Comme dans un film Hollywoodien, certaines séquences semblent remplir les creux entre les scènes d'action. Dans Lost Planet les moments qui vous collent au fond de votre siège correspondent aux affrontements contre les boss. Titanesques. A couper le souffle. Seul God of War concurrence le jeu de Capcom sur ce point, sinon il faut aller chercher aussi loin qu'un Super Contra sur Super Nintendo pour retrouver des sensations équivalentes. La difficulté de ces combats vous scotche au pad et met tous vos sens et votre analyse à l'affût. Malheureusement, en comparaison, le calme plat des niveaux de jeu jette un froid. La facilité consternante avec laquelle vous terrassez les ennemis communs retire tout challenge, toute adrénaline. Encore heureux, les robots de combats dans lesquels vous vous engoncez régulièrement pour semer le chaos procurent un frisson de puissance passagère.
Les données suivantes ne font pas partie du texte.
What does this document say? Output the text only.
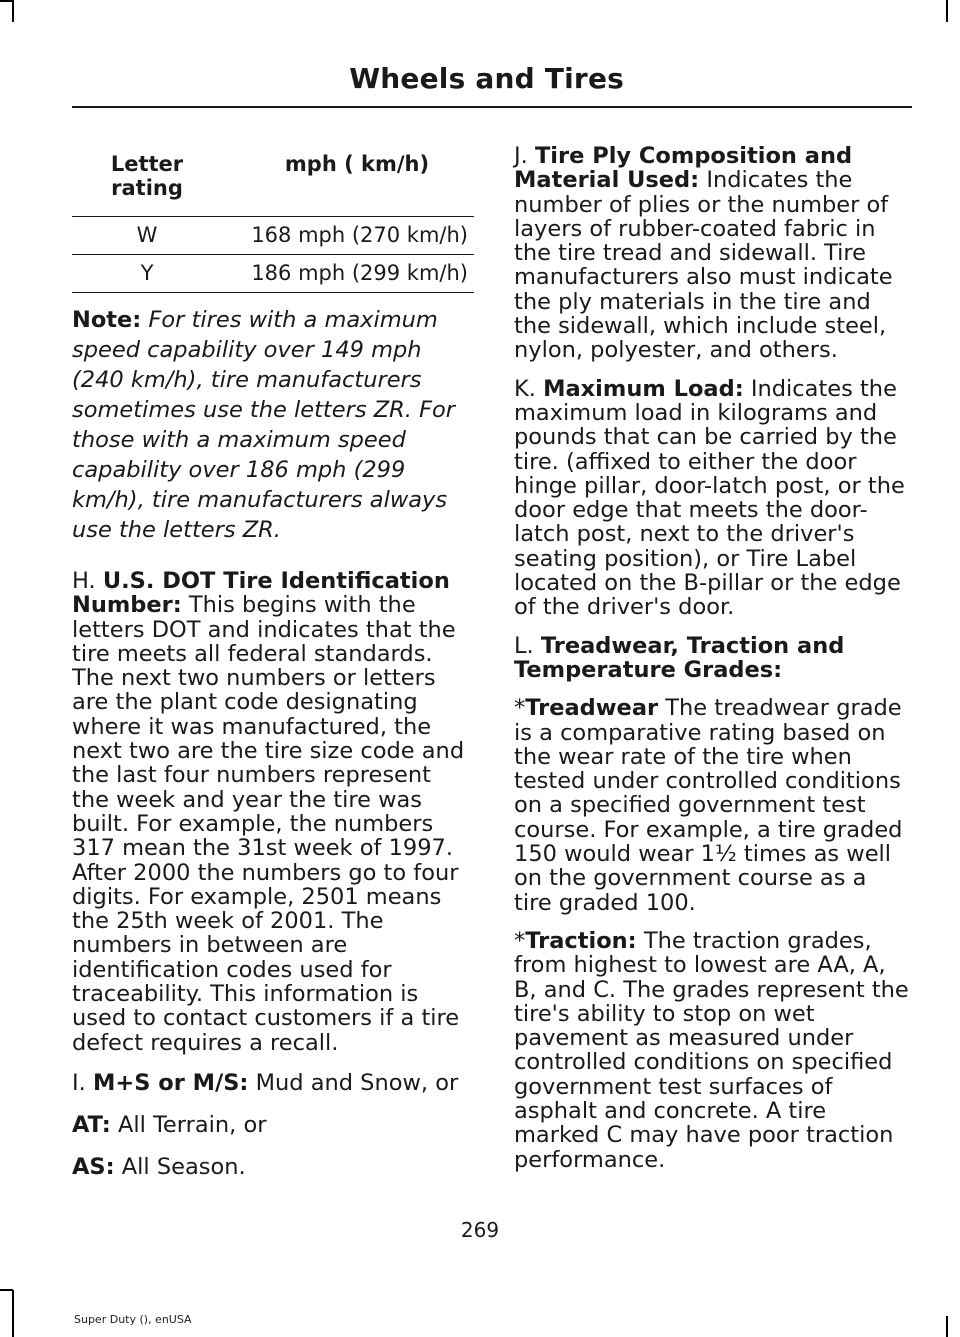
Wheels and Tires
Letter rating	mph ( km/h)
W	168 mph (270 km/h)
Y	186 mph (299 km/h)

Note: For tires with a maximum speed capability over 149 mph (240 km/h), tire manufacturers sometimes use the letters ZR. For those with a maximum speed capability over 186 mph (299 km/h), tire manufacturers always use the letters ZR.

H. U.S. DOT Tire Identification Number: This begins with the letters DOT and indicates that the tire meets all federal standards. The next two numbers or letters are the plant code designating where it was manufactured, the next two are the tire size code and the last four numbers represent the week and year the tire was built. For example, the numbers 317 mean the 31st week of 1997. After 2000 the numbers go to four digits. For example, 2501 means the 25th week of 2001. The numbers in between are identification codes used for traceability. This information is used to contact customers if a tire defect requires a recall.

I. M+S or M/S: Mud and Snow, or

AT: All Terrain, or

AS: All Season.

J. Tire Ply Composition and Material Used: Indicates the number of plies or the number of layers of rubber-coated fabric in the tire tread and sidewall. Tire manufacturers also must indicate the ply materials in the tire and the sidewall, which include steel, nylon, polyester, and others.

K. Maximum Load: Indicates the maximum load in kilograms and pounds that can be carried by the tire. (affixed to either the door hinge pillar, door-latch post, or the door edge that meets the door-latch post, next to the driver's seating position), or Tire Label located on the B-pillar or the edge of the driver's door.

L. Treadwear, Traction and Temperature Grades:

*Treadwear The treadwear grade is a comparative rating based on the wear rate of the tire when tested under controlled conditions on a specified government test course. For example, a tire graded 150 would wear 1½ times as well on the government course as a tire graded 100.

*Traction: The traction grades, from highest to lowest are AA, A, B, and C. The grades represent the tire's ability to stop on wet pavement as measured under controlled conditions on specified government test surfaces of asphalt and concrete. A tire marked C may have poor traction performance.

269
Super Duty (), enUSA
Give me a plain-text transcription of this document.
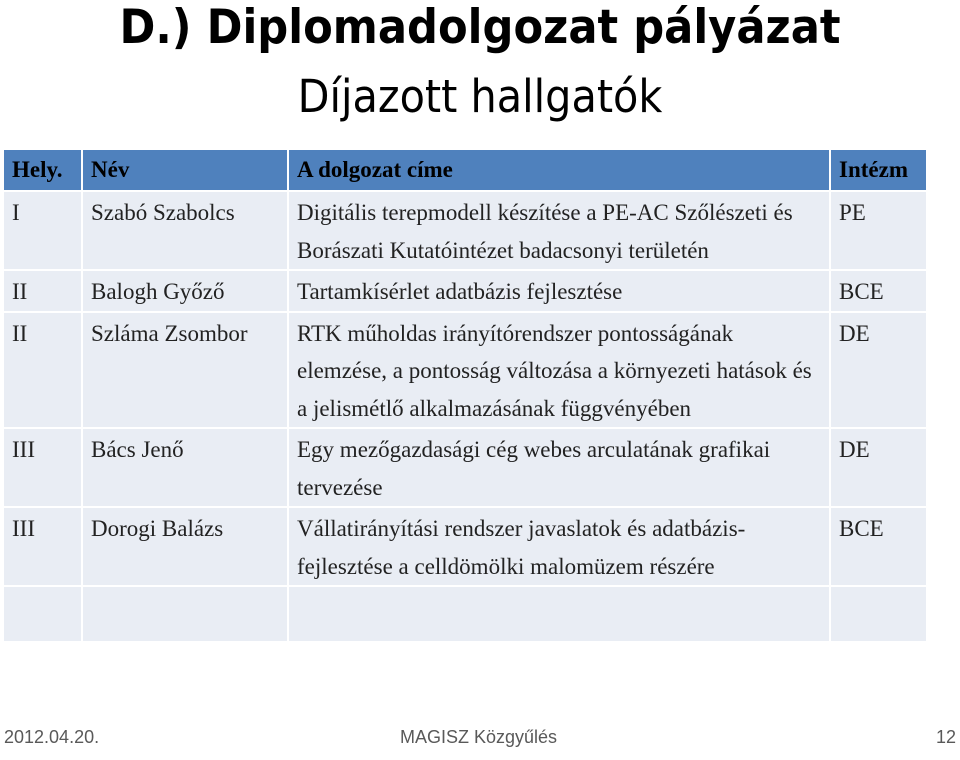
D.) Diplomadolgozat pályázat
Díjazott hallgatók
Hely.	Név	A dolgozat címe	Intézm
I	Szabó Szabolcs	Digitális terepmodell készítése a PE-AC Szőlészeti és Borászati Kutatóintézet badacsonyi területén	PE
II	Balogh Győző	Tartamkísérlet adatbázis fejlesztése	BCE
II	Szláma Zsombor	RTK műholdas irányítórendszer pontosságának elemzése, a pontosság változása a környezeti hatások és a jelismétlő alkalmazásának függvényében	DE
III	Bács Jenő	Egy mezőgazdasági cég webes arculatának grafikai tervezése	DE
III	Dorogi Balázs	Vállatirányítási rendszer javaslatok és adatbázis-fejlesztése a celldömölki malomüzem részére	BCE

2012.04.20.	MAGISZ Közgyűlés	12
Mais le manque d'ennemi conséquent en dehors des boss rend la progression plutôt fade. Du coup, vous vous empâtez sur votre canapé en suivant votre bonhomme de chemin, en endurant patiemment des cinématiques trop longues et des niveaux trop plats. Vous en prenez plein les yeux, plein les oreilles, c'est sûr, mais le spectacle se regarde de loin, comme un film devant lequel les spectateurs papotent. Le principe de la thermo-énergie aurait pu apporter la tension qu'il manque au titre. Même si les ennemis sont faciles, devoir les descendre en un temps limité aurait pu apporter un défi stimulant. Mais la récupération d'énergie est rendue trop facile par des sources trop fréquentes. Les points de passage sous forme de balises à activer sont nombreuses et rétablissent votre santé efficacement. C'est dommage, les sensations visuelles et sonores sont au rendez-vous, mais votre intérêt ne s'éveille que face aux créatures mesurant plusieurs dizaines de mètres de haut. Le vrai défi est-il en ligne ?
Les Plus
  • Mettre le feu à la neige : un délice
  • Une puissance de feu grisante
  • Des boss énormes, dans tous les sens du terme
  • Le multi solide
Les Moins
  • Une courbe de difficulté inexistante
  • Un sentiment de remplissage entre les boss
  • Le multi pas assez original pour se démarquer
Résultat

Lost Planet accueille jusqu'à seize joueurs en ligne pour se battre sur huit cartes différentes et quatre modes de jeu. Chacun prend la forme de pirate des neiges en choisissant sa tenue mais surtout sa voix : très pratique pour les plus jeunes ou les filles ne souhaitant pas se distinguer, différents filtres peuvent modifier votre voix pour des effets plus ou moins réussis. Par contre, il faut vous accrocher à votre anglais. Pas de préférence de langue dans les parties : ajoutez un filtre de Gremlins à l'accent d'un Irlandais enrhumé, vous risquez de finir la partie sans capter le moindre mot. Au-delà des classiques Deathmatch et Deathmatch par équipe, vous pouvez opter pour un mode Fugitif à "tous contre un" et un autre basé sur la capture des postes de commandement répartis sur la carte. Les environnements sont suffisamment diversifiés quand aux décors et à leur taille pour accueillir tous nombre de joueurs sans avoir l'impression de trop se répéter. L'architecture met en valeur une fonction plutôt anecdotique du solo : le grappin. En visant un point surélevé vous vous propulsez dans les airs en moins de deux et occupez ainsi un point stratégique. C'est aussi utile qu'amusant à voir lorsque les huit membres d'une équipe bondissent en même temps. Les modes sont plutôt équilibrés et efficaces, mais pèchent par un manque d'innovation décevant. La taille des environnements favorise souvent les snipers et seuls les dreadnoughts placés au centre des cartes incite à se jeter au cœur du combat. Le système de respawn est plutôt rageant : à peine revenez de parmi les morts pour en découdre qu'un petit malin vous place une roquette dans le derrière. Il est trop facile d'attaquer un joueur venant de réapparaître car il n'y a pas de zone sécurisée pour recommencer. Bref, en ligne comme en solo, Lost Planet propose une expérience forte en sensations mais grevée de défauts qui fâchent. Comme après un blockbuster, vous en ressortez la tête plein de belles images, mais l'aventure ne reste pas gravée longtemps dans votre mémoire.